Even with these imbalanced texts and with the Doha Round having become so devoid of development content, there was   a possibility of concluding the Doha negotiations on the basis of the December 2008 texts. However, from 2009 onwards, new demands were made particularly by the United States. These were mostly on sectoral initiatives in NAMA in which the developing countries were asked to have zero or near-zero tariffs in three major and sensitive sectors. These demands went beyond the December 2008 modalities and far beyond the original NAMA mandate and principles in the Doha Declaration.   The US also made it clear that their demands were not confined to NAMA, and that they also have more market access demands on developing countries in agriculture and services.     

At this stage, key developing countries could not afford to give up more than they already have in the draft modalities, and did not agree to the US demands.

The last two years have seen attempts or rather statements of various political leaders on the need to conclude the Round, to little effect. There are now new attempts by major developed countries to select issues to their liking, and asking that negotiations on these be concluded first instead of their being part of a single undertaking. However these lack legitimacy. Firstly, the attempt to have an “early harvest” for LDCs at the Geneva Ministerial of 2011 did not succeed, mainly because the US did agree to an outcome on cotton subsidies and on implementing duty free quota free access for LDC products along improved lines of the Hong Kong Ministerial. Secondly, the key issue of agriculture has not been settled. It would be unfair to leave out key issues of interest to developing countries, and select issues of interest to developed countries, such as trade facilitation. 

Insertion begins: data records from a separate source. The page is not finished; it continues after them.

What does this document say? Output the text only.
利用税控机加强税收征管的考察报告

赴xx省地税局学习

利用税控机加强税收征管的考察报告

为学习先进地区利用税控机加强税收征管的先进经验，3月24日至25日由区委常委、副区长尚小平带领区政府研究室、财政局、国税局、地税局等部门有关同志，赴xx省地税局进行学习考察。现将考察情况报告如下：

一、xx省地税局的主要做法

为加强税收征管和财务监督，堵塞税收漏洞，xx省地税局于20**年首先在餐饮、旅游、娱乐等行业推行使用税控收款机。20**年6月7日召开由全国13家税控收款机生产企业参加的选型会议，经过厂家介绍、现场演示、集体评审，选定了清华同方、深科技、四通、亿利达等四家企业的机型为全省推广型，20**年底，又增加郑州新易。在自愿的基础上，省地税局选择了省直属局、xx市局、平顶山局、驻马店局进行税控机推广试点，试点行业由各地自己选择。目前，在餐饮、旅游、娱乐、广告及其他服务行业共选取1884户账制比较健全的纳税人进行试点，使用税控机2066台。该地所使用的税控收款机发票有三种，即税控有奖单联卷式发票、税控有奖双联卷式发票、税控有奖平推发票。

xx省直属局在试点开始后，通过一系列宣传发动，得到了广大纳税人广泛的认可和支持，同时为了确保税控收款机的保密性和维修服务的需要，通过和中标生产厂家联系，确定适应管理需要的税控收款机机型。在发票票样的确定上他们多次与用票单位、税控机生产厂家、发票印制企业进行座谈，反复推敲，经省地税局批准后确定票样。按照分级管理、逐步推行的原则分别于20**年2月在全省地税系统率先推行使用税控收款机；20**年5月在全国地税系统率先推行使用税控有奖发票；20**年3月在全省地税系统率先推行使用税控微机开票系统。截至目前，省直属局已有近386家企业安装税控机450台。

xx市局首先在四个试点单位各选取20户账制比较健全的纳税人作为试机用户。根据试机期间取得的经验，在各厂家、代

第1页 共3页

Attempts to revive the Singapore issues especially investment have also not been accepted by developing countries. The focus on “global value chains” as an advocacy for developing countries to agree to trade facilitation, investment and services commitments, has also been facing criticisms by some major developing countries. There are now attempts by some WTO members to negotiate a plurilateral “international services agreement”, but major developing countries have not agreed to be part of it, and it is still not clear whether and how such a plurilateral agreement would or can interface with the WTO.

The present impasse is a reflection of the conflict of paradigms and approaches that have been at the heart of negotiations at the WTO since its birth, and even before its birth when the Uruguay Round negotiations also faced this conflict. The developing countries by and large want the multilateral trading system to be oriented to their development needs. The developed countries want to count on the WTO negotiations to continue to produce outcomes in their favour, as they did at the Uruguay Round, with greater and greater access to developing countries’ markets, but without they themselves having to make genuine commitments in areas where they are protectionist, especially agriculture. It is difficult to see how the impasse will be broken unless this conflict is recognised and hopefully resolved in favour of development.